Le gameplay a effectivement ce petit quelque chose qui nous pousse sans cesse à vouloir explorer de-ci de-là à la recherche du moindre chemin de traverse. Dans un cas sur deux, votre trouvaille sera toutefois barrée par une porte, un coffre, ou toute autre chose que vous n’êtes pas en mesure de déverrouiller sur le moment. Il vous incombera donc de revenir à cet endroit dès lors que vous aurez suffisamment avancé dans l’aventure pour avoir appris comment passer cet obstacle. Car oui, et c’est là l’un des plus gros changements amenés avec cet épisode : God of War est un jeu se déroulant à présent en monde semi-ouvert ! Pour être d’ailleurs tout à fait honnête, nous avons pris une claque monstrueuse en comprenant à quel point le terrain de jeu qui nous était offert avait de quoi nous donner le tournis. C’est bien simple, les zones à parcourir sont tout bonnement gigantesques, en plus d’être toutes différentes visuellement. On se surprend même à attendre des éventuels temps de chargement entre les fameuses maps (puisque nous vous rappelons que ce n’est pas un vrai monde ouvert au sens propre)… en vain ! Le jeu n’en subit pas un seul, et a le bon goût de cacher ses instants dits d’attente en les transformant en balades navales. Pas bête, le Grec !

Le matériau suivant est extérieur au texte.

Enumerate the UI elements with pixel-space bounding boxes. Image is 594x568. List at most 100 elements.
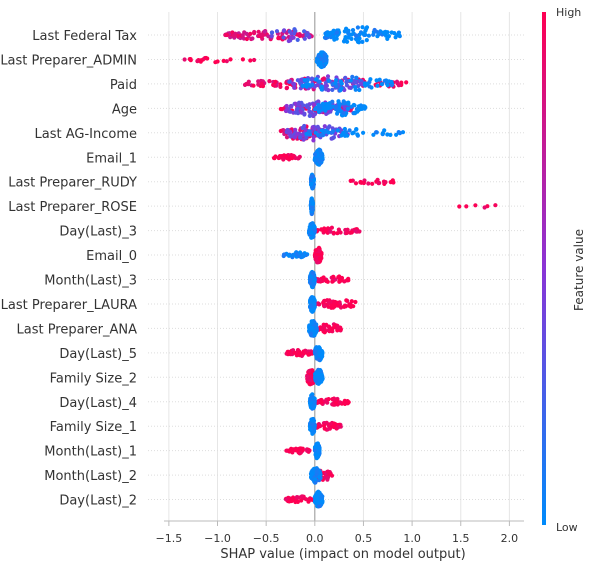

Autant vous dire que ce n’est pas ça qui vous gênera le moins du monde, tant les passages en bateau sont plaisants à jouer, voire relaxants. Ce sera d’ailleurs l’occasion pour vous d’admirer encore un peu plus le paysage qui vous entoure, tandis qu’Atreus en profitera pour faire la conversation à son papounet la plupart du temps. Un bon moyen, donc, de poser l’intrigue mais aussi de faire profiter aux joueurs d’un doublage absolument somptueux, que vous l’ayez sélectionné en anglais ou en français. Le menu Options permet de toute façon de switcher entre les différents dialectes selon vos préférences, ne vous en faites pas.
Que la montagne est belle !
D’ailleurs, si la partie sonore est sublimée par ces fameux acteurs, mais aussi par la bande-son absolument titanesque et cohérente orchestrée par Bear McCreary, il va de soi que vos yeux auront largement autant de quoi s’extasier. Que ce soit par le biais de sa direction artistique prônant le changement d’ambiance à chaque fois que vous entrez dans une nouvelle « région », ou tout simplement en terme de graphismes purs (physionomie des visages, corps, tâches de sang, expressions faciales, neige, couleurs, effets de lumière…), ce God of War 4 nous a retourné la rétine et l’a mâchouillée jusqu’à ce que l’on en redemande ! Dans le monde si particulier du gaming, ce jeu est ce que l’on appelle une usine à screenshots. Vous pouvez nous croire, vous serez tenté de très très très très nombreuses fois d’appuyer sur la touche Share de votre manette afin d’en (faire) profiter autant que possible.
Toutefois, il est à noter que certaines textures n’ont visiblement pas bénéficié du même soin durant les 5 ans qui ont été nécessaires au développement du titre. On citera pêle-mêle la qualité de l’eau, de la végétation, ou encore des mains qui, montrées en gros plan, font quelque peu grimacer. Rien de bien méchant, rassurez-vous, mais nous tenions à en parler un minimum. Pour info, le menu Options du jeu propose de retirer le flou cinétique ou de le jauger à votre guise, de retirer les éléments qui s’affichent à l’écran en jeu, mais aussi et surtout de switcher entre le mode Résolution (2160p si vous avez un écran 4K, et 1080p en multi-échantillonnage le cas échéant) et le mode Performance (visant, lui, à stabiliser au maximum le framerate du jeu en bloquant le tout en 1080p).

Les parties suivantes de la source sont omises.